Hi Rich,
I'll go with a more philosophical answer instead of a blow-by-blow feature
list and stipulate that your choice should be based on the architectural
style that best suit your problems and goals. Axis2 as a framework promotes
the use of {standards-based, loosely coupled, interoperable} web services.
JBI on the other hand promotes tighter coupling and focuses on Java
integration.
In theory, JBI delivers better performance than your average WS stack
because of in-VM invocation, XML streaming and object passing. The reality
is the performance difference is minimal. XML streaming has limited
performance impact when you're actually processing the data (e.g. evaluating
business rules) and persisting state such as with BPEL. So far, I have seen
more Ode deployments where JBI performs worse than Axis2.
In theory, JBI provides as-good-as-anything-else WS interoperability. In
reality, JBI implementations have put end-to-end interoperability as second
goal, and have focused on WSDL 2.0 rather than the pragmatic WSDL 1.1 + WS-I
combo. Sadly, few JBI components interoperate without glue code or
configuration tweaks.
In theory, JBI scales better because <insert your vendor> has implemented
this sooper-scalable message bus that does transparent clustering. The
reality is that both JBI and WS stacks (incl. Axis2) provide architectures
that scale very well if you use them wisely. WS stacks leverages proven
internet clustering infrastructure (e.g. HTTP load balancing) while JBI
tends to go down the also-proven JMS route. (Both offer more options but
these are the solutions you'll see most often)

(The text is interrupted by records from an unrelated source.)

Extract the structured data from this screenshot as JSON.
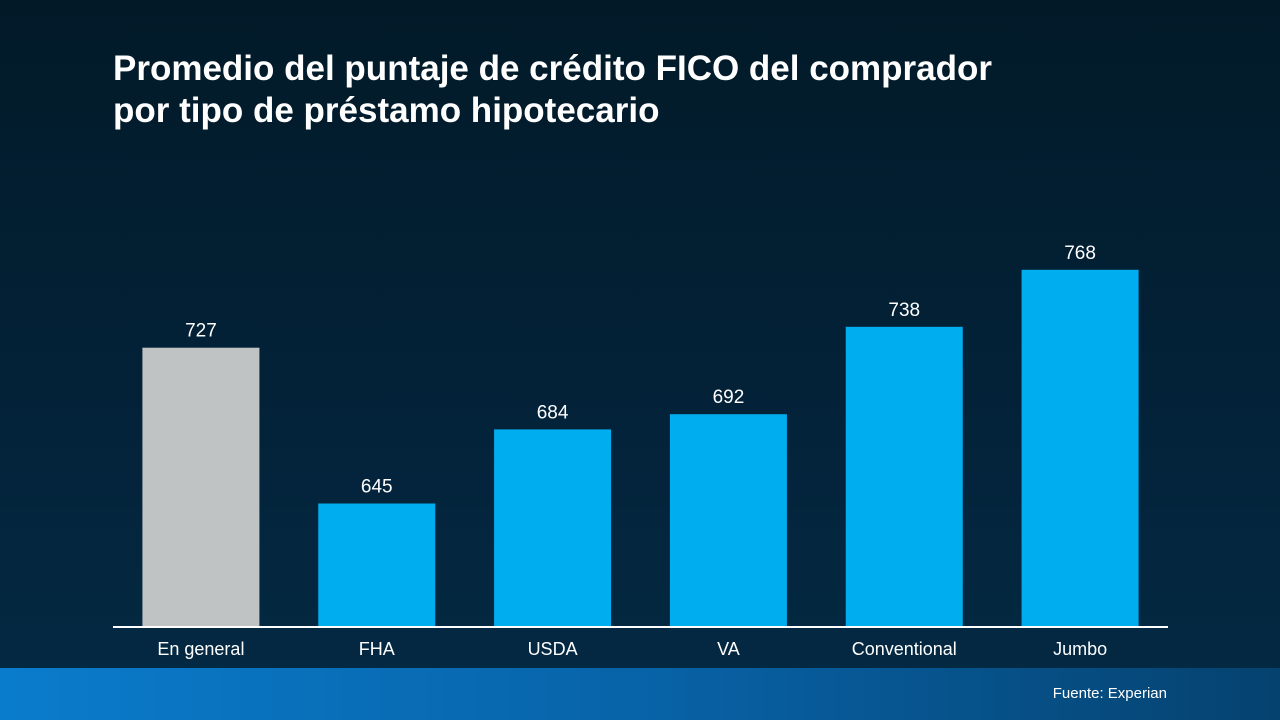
{
  "title_line1": "Promedio del puntaje de crédito FICO del comprador",
  "title_line2": "por tipo de préstamo hipotecario",
  "source": "Fuente: Experian",
  "colors": {
    "highlight_bar": "#c0c3c4",
    "bar": "#00adef",
    "axis": "#ffffff",
    "text": "#ffffff"
  },
  "chart_data": {
    "type": "bar",
    "title": "Promedio del puntaje de crédito FICO del comprador por tipo de préstamo hipotecario",
    "categories": [
      "En general",
      "FHA",
      "USDA",
      "VA",
      "Conventional",
      "Jumbo"
    ],
    "values": [
      727,
      645,
      684,
      692,
      738,
      768
    ],
    "highlight_index": 0,
    "data_labels": true,
    "grid": false,
    "ylim": [
      580,
      780
    ]
  }
}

Of course, the theory with WS stacks (incl. Axis2) is that everything looks
like a web service. If you ain't got that WSDL, you ain't going anywhere...
so WS stacks gently push you to expose everything as a web service. This
can require significant investments but once you've done it, I think you'll
be glad you did because all of a sudden everything can talk to everything
(you've followed the WS-I spec, I hope?).
Another issue is that not everything needs to be, or should be, a web
service. This applies to JBI, Axis2 and Ode/BPEL as well. There's a case
for programming-in-the-large (coarse-grained services) as much as for
programming-in-the-small (POJOs, libraries, and native language
components). Regardless of your choice, you'll need more than one tool in
your toolbox.
Personally, I've found JBI to be more apt in integration scenarios and Axis2
to be better at exposing and consuming business services.
regards,
alex
On 4/16/07, Rich Taylor <[EMAIL PROTECTED]> wrote:
Hello All,
We're planning on using Ode and are trying to understand the pros/cons of
using Ode with Axis2 vs. Ode with ServiceMix / JBI. Here is my
understanding at this point, it would be great if you could let me know
how
far off I am and if there is something I'm mixing. This is something that
might end up being valuable for others trying to make the same decision as
well.
Pros of Ode in Axis2
- Ease/simplicity of Process deployment (no service assemblies, units,
etc.,
just drop your process into "processes" folder)
- Overall a simpler of an environment to work in
- Management API is available, at least as web services at this point
Pros of Ode in JBI / ServiceMix
- Availability of more advanced features such as clustering
- Availability of more service transports such as JMS, XMPP, email for
your
BPEL both receiving message and invoking other services
How have others chosen which Ode distribution to go with?